I don't consider myself an artist, but I suppose I could be. Like a lot of other computer dorks my age, back in the day I played around with ray-tracing and the classical mirrored sphere floating above a checkboard plane. (You too, huh?)

Then I tilted camera a little bit, changed the checkboard into a colorful 'Brot. Then multiple mirrored spheres, and a sun-like light source floating above it all (actually many light sources, slightly offset, to give the shadow edges more of a diffusion), a gradually shaded the sky to look like a winter sunset (I remember many January evenings walking home and looking at Albuquerque's evening western horizon, and thinking about parametric functions based on the angle, to recreate that blue-to-green-to-red look), then added more complex solids as I got a little better at the math, sent 4 or 9 rays through each pixel and anti-aliased, and ..

.. then focus moved away from the composition to performance, where I had a whole Netware network of machines at my workplace (shh, sneaking in there at night) to draw in parallel, using record-locks to control which y values were done/undone. And some of the machines were 486s with floating point hardware(!!) (OMG so fast!), and then ..

.. ok, and by the time I got bored and moved onto the next thing, I'll admit that what I had was still a cliche pastiche that few people would call art. It was crap, but it was damn fun to make, and that was the whole point. And so ends my story (but not my rant!).

But what if I had stuck with it? What if I had something to say? (Which I didn't.) I didn't draw those pictures, but I "drew" the thing that drew them. I specified them, and there was no limit to the complexity that could have been taken on. If had kept with it and had made something good (which I didn't), but then someone said I hadn't been the creator of my images, or that they were unfit for copyright whereas someone's freehand-drawn picture was fit, I think I would have resented that!

Wouldn't you?

The guy in the story didn't write Midjourney, but if he had, I would totally support his claim.
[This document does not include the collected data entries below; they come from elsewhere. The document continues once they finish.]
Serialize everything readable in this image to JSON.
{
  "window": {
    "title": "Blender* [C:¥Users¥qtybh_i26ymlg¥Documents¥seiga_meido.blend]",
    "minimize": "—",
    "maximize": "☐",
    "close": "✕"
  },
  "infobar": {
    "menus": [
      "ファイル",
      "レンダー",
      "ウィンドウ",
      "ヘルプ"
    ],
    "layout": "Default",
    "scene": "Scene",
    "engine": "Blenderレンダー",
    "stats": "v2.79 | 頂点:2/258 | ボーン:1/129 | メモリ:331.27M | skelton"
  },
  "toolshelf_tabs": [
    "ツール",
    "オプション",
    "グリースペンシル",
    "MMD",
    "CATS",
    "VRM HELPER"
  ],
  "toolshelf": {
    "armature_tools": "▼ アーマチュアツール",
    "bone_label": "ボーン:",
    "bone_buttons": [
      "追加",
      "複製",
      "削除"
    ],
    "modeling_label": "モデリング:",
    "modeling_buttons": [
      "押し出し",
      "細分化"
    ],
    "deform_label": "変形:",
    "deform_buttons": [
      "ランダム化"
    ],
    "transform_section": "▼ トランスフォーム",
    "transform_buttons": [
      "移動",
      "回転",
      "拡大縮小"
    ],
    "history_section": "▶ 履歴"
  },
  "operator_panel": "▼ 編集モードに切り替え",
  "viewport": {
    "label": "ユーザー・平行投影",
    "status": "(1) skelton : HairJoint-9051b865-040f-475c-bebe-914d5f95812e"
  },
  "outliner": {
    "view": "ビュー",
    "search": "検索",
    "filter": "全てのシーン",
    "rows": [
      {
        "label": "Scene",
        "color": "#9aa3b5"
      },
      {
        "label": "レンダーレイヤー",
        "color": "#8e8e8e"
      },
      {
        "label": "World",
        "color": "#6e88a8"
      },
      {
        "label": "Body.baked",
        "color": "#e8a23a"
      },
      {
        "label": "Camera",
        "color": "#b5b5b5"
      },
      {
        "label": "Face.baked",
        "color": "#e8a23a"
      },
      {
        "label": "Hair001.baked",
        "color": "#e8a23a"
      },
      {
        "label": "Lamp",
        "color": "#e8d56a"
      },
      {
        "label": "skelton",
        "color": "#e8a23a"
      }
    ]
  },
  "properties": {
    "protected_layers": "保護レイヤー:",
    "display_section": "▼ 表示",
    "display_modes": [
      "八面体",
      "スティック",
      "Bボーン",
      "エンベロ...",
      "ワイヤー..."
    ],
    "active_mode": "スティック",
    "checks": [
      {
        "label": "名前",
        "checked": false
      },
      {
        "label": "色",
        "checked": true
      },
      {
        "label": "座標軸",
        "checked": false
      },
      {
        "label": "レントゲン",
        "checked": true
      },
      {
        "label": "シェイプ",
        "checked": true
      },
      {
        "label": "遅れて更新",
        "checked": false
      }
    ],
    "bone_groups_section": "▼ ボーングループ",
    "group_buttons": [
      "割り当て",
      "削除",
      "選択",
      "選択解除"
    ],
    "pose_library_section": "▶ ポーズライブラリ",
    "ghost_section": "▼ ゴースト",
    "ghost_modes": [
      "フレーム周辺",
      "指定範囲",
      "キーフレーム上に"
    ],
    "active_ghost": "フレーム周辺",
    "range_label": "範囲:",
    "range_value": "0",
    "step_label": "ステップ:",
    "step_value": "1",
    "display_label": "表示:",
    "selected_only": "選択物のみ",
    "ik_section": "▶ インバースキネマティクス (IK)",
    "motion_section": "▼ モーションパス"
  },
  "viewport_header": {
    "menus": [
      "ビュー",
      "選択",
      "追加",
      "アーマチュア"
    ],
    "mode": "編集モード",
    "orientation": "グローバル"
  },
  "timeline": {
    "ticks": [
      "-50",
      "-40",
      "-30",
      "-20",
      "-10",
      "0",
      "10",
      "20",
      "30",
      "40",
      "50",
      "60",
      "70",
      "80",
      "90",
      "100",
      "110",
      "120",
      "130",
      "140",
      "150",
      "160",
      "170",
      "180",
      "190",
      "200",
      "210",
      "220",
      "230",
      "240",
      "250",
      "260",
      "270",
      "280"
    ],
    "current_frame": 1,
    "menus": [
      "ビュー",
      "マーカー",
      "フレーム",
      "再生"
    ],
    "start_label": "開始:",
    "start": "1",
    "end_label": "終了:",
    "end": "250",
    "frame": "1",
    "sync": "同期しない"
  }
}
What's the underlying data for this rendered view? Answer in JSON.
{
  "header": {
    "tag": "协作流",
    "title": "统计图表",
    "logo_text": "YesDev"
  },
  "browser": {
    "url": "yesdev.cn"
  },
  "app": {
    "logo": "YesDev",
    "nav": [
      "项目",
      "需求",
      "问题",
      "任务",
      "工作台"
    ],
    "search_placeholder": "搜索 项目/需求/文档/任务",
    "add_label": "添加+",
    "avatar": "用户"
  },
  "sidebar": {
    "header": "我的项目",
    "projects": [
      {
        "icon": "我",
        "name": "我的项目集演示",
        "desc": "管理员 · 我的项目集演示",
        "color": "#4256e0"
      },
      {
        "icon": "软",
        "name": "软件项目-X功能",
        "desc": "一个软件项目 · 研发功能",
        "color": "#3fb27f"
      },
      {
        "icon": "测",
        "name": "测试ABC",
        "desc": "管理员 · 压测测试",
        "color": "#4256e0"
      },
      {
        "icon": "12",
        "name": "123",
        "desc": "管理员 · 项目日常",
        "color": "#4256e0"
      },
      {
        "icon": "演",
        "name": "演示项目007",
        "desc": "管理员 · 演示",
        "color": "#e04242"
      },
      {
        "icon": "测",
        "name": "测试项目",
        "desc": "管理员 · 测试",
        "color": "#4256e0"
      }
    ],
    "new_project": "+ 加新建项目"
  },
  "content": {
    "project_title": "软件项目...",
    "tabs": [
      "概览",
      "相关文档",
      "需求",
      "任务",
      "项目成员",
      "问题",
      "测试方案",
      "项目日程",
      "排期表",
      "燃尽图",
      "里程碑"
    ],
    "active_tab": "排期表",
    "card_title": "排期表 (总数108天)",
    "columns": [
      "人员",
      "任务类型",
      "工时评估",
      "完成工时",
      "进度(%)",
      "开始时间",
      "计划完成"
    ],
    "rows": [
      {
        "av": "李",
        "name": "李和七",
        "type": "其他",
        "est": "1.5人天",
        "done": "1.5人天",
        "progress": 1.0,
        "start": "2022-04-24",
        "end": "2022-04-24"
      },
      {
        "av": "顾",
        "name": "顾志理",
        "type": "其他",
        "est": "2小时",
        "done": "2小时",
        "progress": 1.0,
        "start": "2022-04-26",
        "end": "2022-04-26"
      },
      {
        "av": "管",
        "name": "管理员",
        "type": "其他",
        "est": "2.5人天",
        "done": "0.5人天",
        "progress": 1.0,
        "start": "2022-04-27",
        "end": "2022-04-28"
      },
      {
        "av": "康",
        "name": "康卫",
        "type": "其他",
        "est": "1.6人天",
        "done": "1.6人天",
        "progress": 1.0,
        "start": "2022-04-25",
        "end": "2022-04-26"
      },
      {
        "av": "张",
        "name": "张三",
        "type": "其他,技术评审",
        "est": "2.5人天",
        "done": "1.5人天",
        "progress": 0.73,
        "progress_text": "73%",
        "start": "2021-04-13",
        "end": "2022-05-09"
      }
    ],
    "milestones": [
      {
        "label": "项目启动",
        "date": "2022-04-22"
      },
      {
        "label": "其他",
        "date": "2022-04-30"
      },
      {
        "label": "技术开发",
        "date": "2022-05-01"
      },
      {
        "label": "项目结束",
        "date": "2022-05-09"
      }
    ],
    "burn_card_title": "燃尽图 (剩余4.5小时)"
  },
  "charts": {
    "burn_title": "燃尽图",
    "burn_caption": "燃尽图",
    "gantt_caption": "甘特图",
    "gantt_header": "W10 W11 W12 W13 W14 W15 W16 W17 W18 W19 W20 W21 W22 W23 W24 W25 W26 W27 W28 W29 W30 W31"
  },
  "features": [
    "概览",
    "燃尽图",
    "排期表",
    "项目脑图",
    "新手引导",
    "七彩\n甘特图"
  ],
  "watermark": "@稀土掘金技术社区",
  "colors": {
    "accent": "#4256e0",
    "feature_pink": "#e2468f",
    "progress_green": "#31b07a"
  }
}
And waitaminute, so what if I wrote the program? That part of my work was just in getting it to work, and then getting it to work faster, and that's when I got bored because Dammit Jim, I'm a programmer, not an artist. But the other part of the work was the composition, the arrays of "objects" (this was straight C and nothing about the program was OO) and their positions and properties. What if someone else took my program but then modified the arrays to model the scene to their specification? Would their work be unfit for copyright?

Comment Great; it shouldn't be a thing. (Score 4, Insightful) 45

> The law "undermines the basis of the cost savings and will lead to bulk billing being phased out," the group said.

Good; it's monopolistic, predatory, and ultimately unnecessary. The entire practice is aimed at driving consistency and forced adoption rates, not anything else.